Until everything is less insane, I'm mixing weed with wine.
Johnny Carwash wrote:The Shinola brand name was revived several years ago for a company that makes a variety of items including bicycles, record turntables, and man-purses.
Johnny Carwash wrote:The Shinola brand name was revived several years ago for a company that makes a variety of items including bicycles, record turntables, and man-purses.
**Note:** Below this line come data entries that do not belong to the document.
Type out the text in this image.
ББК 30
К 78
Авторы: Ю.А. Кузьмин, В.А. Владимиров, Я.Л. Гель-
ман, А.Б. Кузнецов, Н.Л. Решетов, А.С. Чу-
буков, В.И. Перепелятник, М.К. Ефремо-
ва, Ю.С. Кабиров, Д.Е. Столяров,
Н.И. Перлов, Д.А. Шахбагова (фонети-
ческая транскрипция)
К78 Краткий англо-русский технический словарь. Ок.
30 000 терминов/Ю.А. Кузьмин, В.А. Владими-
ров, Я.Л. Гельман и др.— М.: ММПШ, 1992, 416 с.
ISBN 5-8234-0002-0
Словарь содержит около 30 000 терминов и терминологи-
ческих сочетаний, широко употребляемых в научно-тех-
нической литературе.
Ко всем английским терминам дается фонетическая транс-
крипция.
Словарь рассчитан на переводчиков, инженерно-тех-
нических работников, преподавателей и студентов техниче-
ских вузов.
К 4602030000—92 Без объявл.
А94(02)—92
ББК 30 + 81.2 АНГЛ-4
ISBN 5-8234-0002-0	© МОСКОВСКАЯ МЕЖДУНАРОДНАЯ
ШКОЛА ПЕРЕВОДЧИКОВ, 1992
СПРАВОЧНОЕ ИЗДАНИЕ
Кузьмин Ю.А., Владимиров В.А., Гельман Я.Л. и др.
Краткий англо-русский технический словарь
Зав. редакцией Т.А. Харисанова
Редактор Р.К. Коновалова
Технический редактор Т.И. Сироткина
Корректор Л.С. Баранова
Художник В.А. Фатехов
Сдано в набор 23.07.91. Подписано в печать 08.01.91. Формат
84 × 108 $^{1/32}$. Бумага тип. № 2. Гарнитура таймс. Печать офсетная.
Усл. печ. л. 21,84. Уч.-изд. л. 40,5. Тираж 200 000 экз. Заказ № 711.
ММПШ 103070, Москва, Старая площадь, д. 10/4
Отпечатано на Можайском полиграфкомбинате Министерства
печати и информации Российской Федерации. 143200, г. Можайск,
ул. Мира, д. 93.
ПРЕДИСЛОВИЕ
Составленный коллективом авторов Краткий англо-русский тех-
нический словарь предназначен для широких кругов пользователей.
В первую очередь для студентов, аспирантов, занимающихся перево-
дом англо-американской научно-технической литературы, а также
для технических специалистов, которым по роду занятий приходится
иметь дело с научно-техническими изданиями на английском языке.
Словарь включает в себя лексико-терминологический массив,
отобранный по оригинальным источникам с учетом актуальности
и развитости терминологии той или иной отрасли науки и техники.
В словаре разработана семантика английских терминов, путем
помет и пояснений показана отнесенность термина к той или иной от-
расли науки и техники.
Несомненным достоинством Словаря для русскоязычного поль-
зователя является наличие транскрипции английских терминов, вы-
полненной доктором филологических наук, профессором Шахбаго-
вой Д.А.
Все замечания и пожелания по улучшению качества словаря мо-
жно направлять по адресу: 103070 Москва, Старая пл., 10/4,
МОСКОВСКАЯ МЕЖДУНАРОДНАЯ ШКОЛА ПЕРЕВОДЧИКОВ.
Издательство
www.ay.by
Though they're most famous for hand-made watches.
Do they even make shoe polish anymore? Man, when I was a boy, I spent a lot of Saturday afternoons polishing my dad's shoes and boots with Shinola.
Johnny Carwash wrote:Just learned the term "Canadian tuxedo" and am kicking myself for not knowing it before.
Back in the Stone Age when I was in high school in small-town Colorado, a denim jacket, t-shirt, and Levi’s 501 jeans was a common outfit. But I never heard of that term.
A term I did hear a lot at my summer construction jobs was Mexican Backhoe, which is a shovel. As in, “You’re driving the Mexican backhoe, kid. I need you to dig a trench over there.” Classic humor.
Last edited by sancarlos on Wed Sep 27, 2017 8:34 pm, edited 2 times in total.
I just learned this a few weeks ago so it fits with the thread too, but I learned "the snozzberries taste like snozzberries" guy from Super Troopers is married to Christina Hendricks, which just...doesn't make any sense.
Yeah, back when Mad Men was in its heyday, there'd be pictures of the two of them together and it just doesn't look like a match at all, especially if you think of her as Joan.
Until everything is less insane, I'm mixing weed with wine.